Programming with assembly languages is cumbersome, as we have seen in the previous chapter. For this reason, software developers write their code in high-level programming languages. A compiler then translates the program of the high-level language to the machine language. In this process, it handles many of the inevitable troubles of programming in assembly languages:

  • Assembly programs are not portable. They are always written in the instruction set of a processor family. To run the program on a different processor, it needs to be rewritten entirely. A program written in a high-level language, if there is a compiler for the new processor, can just be re-compiled.

  • Memory cells in assembly programming are unnamed and can only be accessed by number. The resulting programs are hard to read and understand for programmers. Furthermore, we need to decide which values are held in registers and when they are written to memory. This is particularly problematic if there are not enough registers available and when calling conventions need to be implemented.

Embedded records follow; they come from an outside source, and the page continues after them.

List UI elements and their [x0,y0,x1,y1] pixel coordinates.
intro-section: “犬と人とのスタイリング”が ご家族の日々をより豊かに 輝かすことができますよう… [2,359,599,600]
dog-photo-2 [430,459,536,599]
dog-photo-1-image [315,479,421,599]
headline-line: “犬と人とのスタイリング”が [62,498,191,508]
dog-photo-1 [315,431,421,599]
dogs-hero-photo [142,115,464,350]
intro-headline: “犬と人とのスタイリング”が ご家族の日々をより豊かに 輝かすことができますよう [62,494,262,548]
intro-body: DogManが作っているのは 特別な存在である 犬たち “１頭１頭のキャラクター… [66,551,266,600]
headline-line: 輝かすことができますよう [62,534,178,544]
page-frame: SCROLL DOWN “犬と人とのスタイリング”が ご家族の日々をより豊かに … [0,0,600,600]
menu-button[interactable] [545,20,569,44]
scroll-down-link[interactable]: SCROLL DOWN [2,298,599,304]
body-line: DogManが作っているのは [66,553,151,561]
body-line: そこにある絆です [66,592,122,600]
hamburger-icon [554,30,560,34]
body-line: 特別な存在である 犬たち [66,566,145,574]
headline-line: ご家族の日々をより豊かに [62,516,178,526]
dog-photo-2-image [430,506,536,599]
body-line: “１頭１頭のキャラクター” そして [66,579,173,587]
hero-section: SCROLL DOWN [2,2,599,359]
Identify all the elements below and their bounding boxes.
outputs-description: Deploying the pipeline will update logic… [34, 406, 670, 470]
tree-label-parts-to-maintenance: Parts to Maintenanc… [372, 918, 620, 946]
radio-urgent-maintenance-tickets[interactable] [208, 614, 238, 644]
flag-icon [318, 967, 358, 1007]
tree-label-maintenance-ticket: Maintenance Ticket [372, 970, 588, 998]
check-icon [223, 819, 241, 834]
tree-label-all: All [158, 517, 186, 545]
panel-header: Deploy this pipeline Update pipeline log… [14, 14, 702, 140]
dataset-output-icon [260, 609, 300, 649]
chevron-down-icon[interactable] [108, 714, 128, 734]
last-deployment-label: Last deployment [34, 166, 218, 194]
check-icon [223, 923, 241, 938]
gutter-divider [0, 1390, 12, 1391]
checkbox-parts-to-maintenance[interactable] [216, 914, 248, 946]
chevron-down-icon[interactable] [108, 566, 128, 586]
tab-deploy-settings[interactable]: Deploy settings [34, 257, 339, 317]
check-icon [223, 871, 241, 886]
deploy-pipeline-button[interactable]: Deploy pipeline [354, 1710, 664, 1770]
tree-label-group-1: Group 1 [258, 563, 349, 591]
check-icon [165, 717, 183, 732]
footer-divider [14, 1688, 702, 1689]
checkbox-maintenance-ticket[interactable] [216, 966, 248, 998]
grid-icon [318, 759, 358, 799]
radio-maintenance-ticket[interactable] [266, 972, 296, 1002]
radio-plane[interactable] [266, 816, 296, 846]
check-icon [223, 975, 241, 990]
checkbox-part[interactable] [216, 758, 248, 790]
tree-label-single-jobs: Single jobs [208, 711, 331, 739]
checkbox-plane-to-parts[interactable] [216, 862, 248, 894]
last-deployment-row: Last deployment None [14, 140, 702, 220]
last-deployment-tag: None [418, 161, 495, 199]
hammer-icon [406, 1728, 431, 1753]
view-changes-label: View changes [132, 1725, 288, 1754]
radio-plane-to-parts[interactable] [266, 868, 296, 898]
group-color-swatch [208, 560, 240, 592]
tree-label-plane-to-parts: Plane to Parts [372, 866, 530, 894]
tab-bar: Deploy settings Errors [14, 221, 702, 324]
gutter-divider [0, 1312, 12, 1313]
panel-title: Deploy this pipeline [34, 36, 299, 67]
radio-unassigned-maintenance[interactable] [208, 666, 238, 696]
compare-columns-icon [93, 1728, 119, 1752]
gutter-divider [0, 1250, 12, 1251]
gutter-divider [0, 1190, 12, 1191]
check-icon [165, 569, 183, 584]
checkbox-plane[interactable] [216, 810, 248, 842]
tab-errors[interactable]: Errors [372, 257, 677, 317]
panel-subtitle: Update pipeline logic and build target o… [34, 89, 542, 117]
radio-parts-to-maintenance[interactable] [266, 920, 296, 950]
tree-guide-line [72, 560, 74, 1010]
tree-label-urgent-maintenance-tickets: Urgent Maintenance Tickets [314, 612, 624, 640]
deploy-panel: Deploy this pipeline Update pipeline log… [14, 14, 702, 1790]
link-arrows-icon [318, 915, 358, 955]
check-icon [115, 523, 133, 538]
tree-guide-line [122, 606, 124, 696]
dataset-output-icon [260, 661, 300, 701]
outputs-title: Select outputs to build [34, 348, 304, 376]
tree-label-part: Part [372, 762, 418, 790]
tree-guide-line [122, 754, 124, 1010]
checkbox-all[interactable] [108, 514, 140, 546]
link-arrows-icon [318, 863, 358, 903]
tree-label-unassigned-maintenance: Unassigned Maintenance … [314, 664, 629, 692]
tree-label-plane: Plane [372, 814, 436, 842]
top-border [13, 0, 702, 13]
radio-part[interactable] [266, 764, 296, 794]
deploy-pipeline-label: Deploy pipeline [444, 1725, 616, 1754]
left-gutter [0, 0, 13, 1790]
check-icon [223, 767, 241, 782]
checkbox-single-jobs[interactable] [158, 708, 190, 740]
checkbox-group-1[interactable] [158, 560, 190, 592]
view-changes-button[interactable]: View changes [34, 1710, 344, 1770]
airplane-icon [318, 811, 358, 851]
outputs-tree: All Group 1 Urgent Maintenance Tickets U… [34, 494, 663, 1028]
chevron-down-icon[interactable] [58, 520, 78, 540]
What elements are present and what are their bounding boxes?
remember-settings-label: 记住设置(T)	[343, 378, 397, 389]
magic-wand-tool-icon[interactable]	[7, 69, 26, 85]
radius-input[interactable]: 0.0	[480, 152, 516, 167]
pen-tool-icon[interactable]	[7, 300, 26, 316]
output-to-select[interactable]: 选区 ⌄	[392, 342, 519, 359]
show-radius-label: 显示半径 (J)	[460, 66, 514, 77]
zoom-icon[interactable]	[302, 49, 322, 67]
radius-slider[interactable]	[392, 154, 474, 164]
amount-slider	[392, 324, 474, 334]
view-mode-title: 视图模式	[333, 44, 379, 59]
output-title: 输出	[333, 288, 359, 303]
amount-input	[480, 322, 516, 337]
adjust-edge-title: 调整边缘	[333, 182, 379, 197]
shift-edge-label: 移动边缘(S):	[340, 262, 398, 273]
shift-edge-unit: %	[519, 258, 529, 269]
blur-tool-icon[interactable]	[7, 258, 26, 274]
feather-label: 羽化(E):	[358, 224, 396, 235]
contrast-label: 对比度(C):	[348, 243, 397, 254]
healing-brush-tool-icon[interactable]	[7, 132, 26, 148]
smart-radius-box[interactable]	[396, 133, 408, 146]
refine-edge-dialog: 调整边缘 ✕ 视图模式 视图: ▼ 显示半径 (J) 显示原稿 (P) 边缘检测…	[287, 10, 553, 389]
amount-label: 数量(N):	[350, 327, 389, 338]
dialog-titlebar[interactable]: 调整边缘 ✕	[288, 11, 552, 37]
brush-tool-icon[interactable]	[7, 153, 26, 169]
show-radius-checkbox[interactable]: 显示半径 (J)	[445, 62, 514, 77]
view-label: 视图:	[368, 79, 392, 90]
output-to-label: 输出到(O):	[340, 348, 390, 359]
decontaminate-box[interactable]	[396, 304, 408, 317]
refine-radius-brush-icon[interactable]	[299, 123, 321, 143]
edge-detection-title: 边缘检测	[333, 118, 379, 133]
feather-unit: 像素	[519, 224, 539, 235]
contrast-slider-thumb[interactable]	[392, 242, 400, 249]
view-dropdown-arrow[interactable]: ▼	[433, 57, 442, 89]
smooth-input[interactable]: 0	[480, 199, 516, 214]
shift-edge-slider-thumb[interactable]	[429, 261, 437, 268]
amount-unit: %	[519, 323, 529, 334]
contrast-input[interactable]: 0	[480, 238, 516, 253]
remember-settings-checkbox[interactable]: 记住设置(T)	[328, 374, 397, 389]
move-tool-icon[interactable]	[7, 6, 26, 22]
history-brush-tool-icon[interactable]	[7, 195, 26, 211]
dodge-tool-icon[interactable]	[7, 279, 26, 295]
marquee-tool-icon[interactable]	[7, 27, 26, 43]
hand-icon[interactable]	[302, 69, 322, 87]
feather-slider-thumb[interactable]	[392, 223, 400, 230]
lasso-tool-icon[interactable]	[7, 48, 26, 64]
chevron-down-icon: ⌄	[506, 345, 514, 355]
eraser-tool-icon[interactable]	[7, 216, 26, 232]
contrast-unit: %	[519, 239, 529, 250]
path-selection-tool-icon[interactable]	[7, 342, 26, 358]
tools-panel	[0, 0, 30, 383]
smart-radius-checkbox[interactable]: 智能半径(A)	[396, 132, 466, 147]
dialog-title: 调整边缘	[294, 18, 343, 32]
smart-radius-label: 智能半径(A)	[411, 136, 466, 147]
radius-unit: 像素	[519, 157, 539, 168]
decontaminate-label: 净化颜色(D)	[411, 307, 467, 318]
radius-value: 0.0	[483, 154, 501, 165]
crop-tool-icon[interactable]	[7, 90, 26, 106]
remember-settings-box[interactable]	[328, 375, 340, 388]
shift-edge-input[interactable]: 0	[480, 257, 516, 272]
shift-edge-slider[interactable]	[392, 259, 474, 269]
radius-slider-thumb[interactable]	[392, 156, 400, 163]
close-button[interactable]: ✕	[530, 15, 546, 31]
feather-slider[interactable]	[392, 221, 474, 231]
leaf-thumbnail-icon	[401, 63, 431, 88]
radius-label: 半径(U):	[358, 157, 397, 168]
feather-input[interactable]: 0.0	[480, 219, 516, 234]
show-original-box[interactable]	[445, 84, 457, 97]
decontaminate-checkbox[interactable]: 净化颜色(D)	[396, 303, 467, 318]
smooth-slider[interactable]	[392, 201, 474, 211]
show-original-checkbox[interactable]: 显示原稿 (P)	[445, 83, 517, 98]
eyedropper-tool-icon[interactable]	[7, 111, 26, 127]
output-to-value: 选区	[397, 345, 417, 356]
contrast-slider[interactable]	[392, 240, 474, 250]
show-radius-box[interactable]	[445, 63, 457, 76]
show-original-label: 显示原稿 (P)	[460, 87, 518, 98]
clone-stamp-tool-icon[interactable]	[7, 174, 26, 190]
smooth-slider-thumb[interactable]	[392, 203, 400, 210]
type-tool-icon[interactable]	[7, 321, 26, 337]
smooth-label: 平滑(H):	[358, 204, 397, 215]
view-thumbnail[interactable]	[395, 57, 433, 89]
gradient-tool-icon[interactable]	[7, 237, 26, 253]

  • Assembly languages provide little syntactical structure. Convenient concepts like the infix notation of mathematical expressions cannot be used in assembly languages. Complex expressions need to be serialized by hand and the intermediate results need to be stored to registers.

  • Control structures like “Do ... until a condition is satisfied” or “if a condition is fulfilled, do \(A\text{,}\) otherwise do \(B\)” are cumbersome to implement with branching instructions.

In this chapter, we study the programming language C,which remedies all of the above points. C provides abstractions to the programmer that hide the specifics of the underlying machines. As C programmers expect a translation to efficient machine code, C only provides as much abstraction as necessary to write portable programs without causing overhead. For this reason, some people refer to C as a “high-level assembler”. This intention gives C problematic properties that we will discuss later in this chapter (Section 4.15). These properties cause many severe security vulnerabilities in software written in C.

C is a very successful programming language. Every modern operating system is, because of C's close relation to the machine language, written in C. Software for which memory consumption and execution time are important are written in C. C does not need a complex run-time environment and is rather easy to translate into machine language. This renders C the default language when developing embedded systems. Moreover, C had a strong influence on many other successful languages like C++, C#, Java, JavaScript, etc.).